Jawahir “JJ” Roble is so dedicated to her career as a football referee she has “cut down” on her consumption of chicken nuggets in favour of “good food, like avocados.” It is, apparently, a hardship for the 26-year-old. It is this type of sacrifice which epitomises Roble’s journey to become Britain’s first female, hijab-wearing football referee.
Roble trains seven days a week, splitting her time between jogging, weightlifting and running fitness classes for local women. She also spends hours reviewing football matches and studying how the referees position themselves, stay alert and control the game.
At the moment she is refereeing at a semi-professional level, but her sights are set on the upper echelons of British football. “I want to go to the top,” explains Somali-born Roble. “I want to referee in the Women’s Super League (WSL) or the Men’s English Premier League one day.”
Her clear-cut career goals and determined attitude could easily deceive, but her journey into the male-dominated world of British football has been much more difficult than it seems. Until recently, for example, Roble’s parents held strictly conservative cultural views and thought that, as a hijabi Muslim girl, she should not be playing football.
“My parents were embarrassed”, she tells me. “They couldn’t understand why their daughter wanted to play football because they thought it was a men’s sport. They kept saying how they wanted me to stay at home and be a ‘normal’ girl.”
Roble believes that her parents thought, and maybe hoped, that she would grow out of football after the family moved to Britain in 2004; that once in London the overwhelming world of English football might frighten the Somali youngster. Or that the lack of black, Muslim or female representation in the sport might intimidate her.
However, she actually credits these factors with propelling her towards a career in football refereeing and insists that the current lack of representation does not worry her, but drives her forward. “It doesn’t worry me because I know I want to get more girls involved in playing, coaching and refereeing in football.”
She believes that this is important because lots of girls aged 15 and 16 can be lazy. “You have to go to them with open arms and make them feel important to the team otherwise they stop playing and it’s such a loss, because many are so good.”

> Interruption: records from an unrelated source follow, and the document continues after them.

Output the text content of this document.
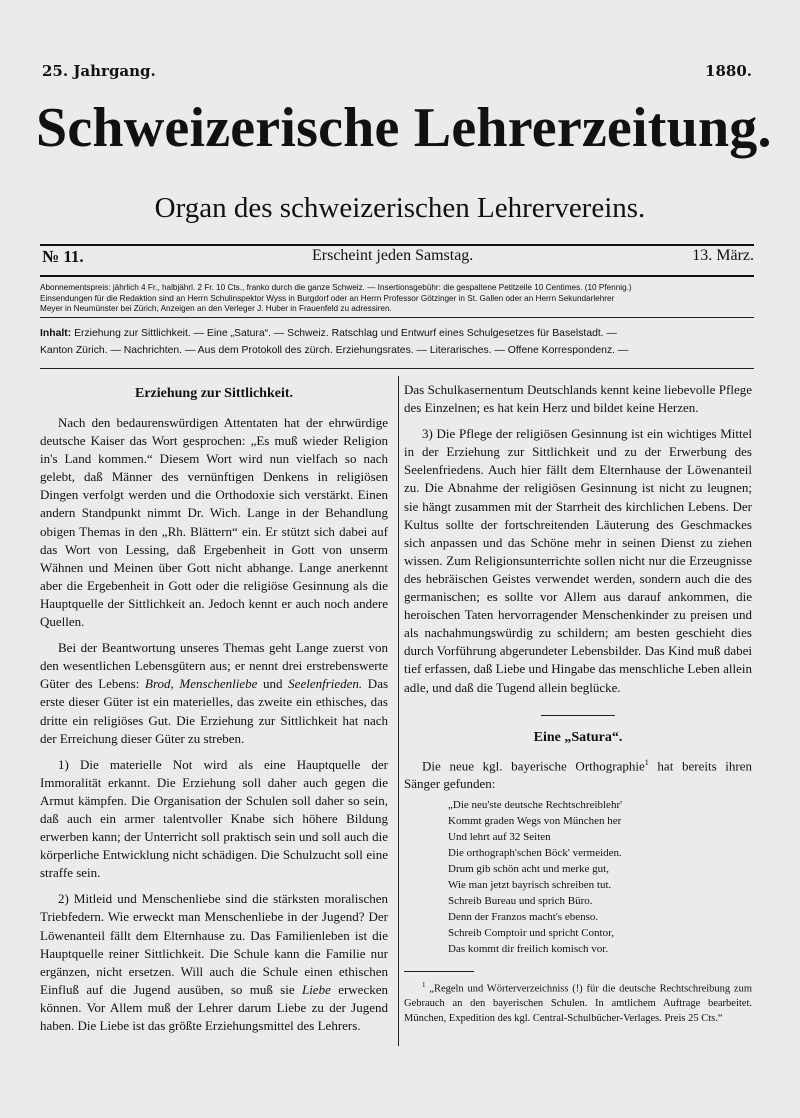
25. Jahrgang.	1880.
Schweizerische Lehrerzeitung.
Organ des schweizerischen Lehrervereins.
№ 11.	Erscheint jeden Samstag.	13. März.
Abonnementspreis: jährlich 4 Fr., halbjährl. 2 Fr. 10 Cts., franko durch die ganze Schweiz. — Insertionsgebühr: die gespaltene Petitzeile 10 Centimes. (10 Pfennig.)
Einsendungen für die Redaktion sind an Herrn Schulinspektor Wyss in Burgdorf oder an Herrn Professor Götzinger in St. Gallen oder an Herrn Sekundarlehrer
Meyer in Neumünster bei Zürich, Anzeigen an den Verleger J. Huber in Frauenfeld zu adressiren.
Inhalt: Erziehung zur Sittlichkeit. — Eine „Satura“. — Schweiz. Ratschlag und Entwurf eines Schulgesetzes für Baselstadt. —
Kanton Zürich. — Nachrichten. — Aus dem Protokoll des zürch. Erziehungsrates. — Literarisches. — Offene Korrespondenz. —
Erziehung zur Sittlichkeit.

Nach den bedaurenswürdigen Attentaten hat der ehrwürdige deutsche Kaiser das Wort gesprochen: „Es muß wieder Religion in's Land kommen.“ Diesem Wort wird nun vielfach so nach gelebt, daß Männer des vernünftigen Denkens in religiösen Dingen verfolgt werden und die Orthodoxie sich verstärkt. Einen andern Standpunkt nimmt Dr. Wich. Lange in der Behandlung obigen Themas in den „Rh. Blättern“ ein. Er stützt sich dabei auf das Wort von Lessing, daß Ergebenheit in Gott von unserm Wähnen und Meinen über Gott nicht abhange. Lange anerkennt aber die Ergebenheit in Gott oder die religiöse Gesinnung als die Hauptquelle der Sittlichkeit an. Jedoch kennt er auch noch andere Quellen.

Bei der Beantwortung unseres Themas geht Lange zuerst von den wesentlichen Lebensgütern aus; er nennt drei erstrebenswerte Güter des Lebens: Brod, Menschenliebe und Seelenfrieden. Das erste dieser Güter ist ein materielles, das zweite ein ethisches, das dritte ein religiöses Gut. Die Erziehung zur Sittlichkeit hat nach der Erreichung dieser Güter zu streben.

1) Die materielle Not wird als eine Hauptquelle der Immoralität erkannt. Die Erziehung soll daher auch gegen die Armut kämpfen. Die Organisation der Schulen soll daher so sein, daß auch ein armer talentvoller Knabe sich höhere Bildung erwerben kann; der Unterricht soll praktisch sein und soll auch die körperliche Entwicklung nicht schädigen. Die Schulzucht soll eine straffe sein.

2) Mitleid und Menschenliebe sind die stärksten moralischen Triebfedern. Wie erweckt man Menschenliebe in der Jugend? Der Löwenanteil fällt dem Elternhause zu. Das Familienleben ist die Hauptquelle reiner Sittlichkeit. Die Schule kann die Familie nur ergänzen, nicht ersetzen. Will auch die Schule einen ethischen Einfluß auf die Jugend ausüben, so muß sie Liebe erwecken können. Vor Allem muß der Lehrer darum Liebe zu der Jugend haben. Die Liebe ist das größte Erziehungsmittel des Lehrers.

Das Schulkasernentum Deutschlands kennt keine liebevolle Pflege des Einzelnen; es hat kein Herz und bildet keine Herzen.

3) Die Pflege der religiösen Gesinnung ist ein wichtiges Mittel in der Erziehung zur Sittlichkeit und zu der Erwerbung des Seelenfriedens. Auch hier fällt dem Elternhause der Löwenanteil zu. Die Abnahme der religiösen Gesinnung ist nicht zu leugnen; sie hängt zusammen mit der Starrheit des kirchlichen Lebens. Der Kultus sollte der fortschreitenden Läuterung des Geschmackes sich anpassen und das Schöne mehr in seinen Dienst zu ziehen wissen. Zum Religionsunterrichte sollen nicht nur die Erzeugnisse des hebräischen Geistes verwendet werden, sondern auch die des germanischen; es sollte vor Allem aus darauf ankommen, die heroischen Taten hervorragender Menschenkinder zu preisen und als nachahmungswürdig zu schildern; am besten geschieht dies durch Vorführung abgerundeter Lebensbilder. Das Kind muß dabei tief erfassen, daß Liebe und Hingabe das menschliche Leben allein adle, und daß die Tugend allein beglücke.

Eine „Satura“.

Die neue kgl. bayerische Orthographie$^1$ hat bereits ihren Sänger gefunden:

„Die neu'ste deutsche Rechtschreiblehr'
Kommt graden Wegs von München her
Und lehrt auf 32 Seiten
Die orthograph'schen Böck' vermeiden.
Drum gib schön acht und merke gut,
Wie man jetzt bayrisch schreiben tut.
Schreib Bureau und sprich Büro.
Denn der Franzos macht's ebenso.
Schreib Comptoir und spricht Contor,
Das kommt dir freilich komisch vor.
$^1$ „Regeln und Wörterverzeichniss (!) für die deutsche Rechtschreibung zum Gebrauch an den bayerischen Schulen. In amtlichem Auftrage bearbeitet. München, Expedition des kgl. Central-Schulbücher-Verlages. Preis 25 Cts.“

Running school sessions in London, Roble uses her own story to encourage girls to get involved with the sport and to keep playing after they turn 18. She lets them know that she fell in love with football as a youngster in Somalia. Football, she points out, was a conduit for communication with her London classmates when she was still unable to speak English fluently.
Roble was a self-declared rebellious teen who refused to give up when her parents tried to discourage her from playing football. She opted instead to deceive them and keep training.
“I remember telling my parents that I was having extra English lessons after school, when actually I was playing football… At one point, I felt like I was lying to them about everything. Football was the one thing in my life that my parents knew absolutely nothing about.”
Eventually, however, Roble’s parents discovered her deceit when the then-16 year old kept coming home late from school covered in mud and slightly sweaty. “I think they just sensed it. I was coming home late for no reason, looking like I’d been playing sport and the random excuses I was giving no longer made any sense.”
This landed her in hot water, and forced her to quit playing football. Disheartened but undeterred, however, she turned to coaching as “the only way to stay involved in football” and quickly qualified as a level 2 instructor. Months later, Roble was invited to referee a game for the first time and insists that she has never looked back.
Slowly but surely she has managed to earn the acceptance, respect and admiration of her friends and relatives, and is working on normalising the idea of Muslim women playing, coaching and refereeing football. “It’s all about the mindset. Once the parents accept the idea of girls doing sport, they start pushing their daughters to go for walks or to the gym, to do exercise.”
Jawahir Roble now runs a fitness class for her female neighbours, and believes that attitudes are changing. “I never had my parents’ support. I had to do everything on my own and it was hard. I couldn’t go home and tell them how my training session went, or if I scored any goals. Things have changed now. My parents and siblings are proud of me and they always ask how my game was and if I had to give out any yellow or red cards. I feel accepted and it’s so refreshing.”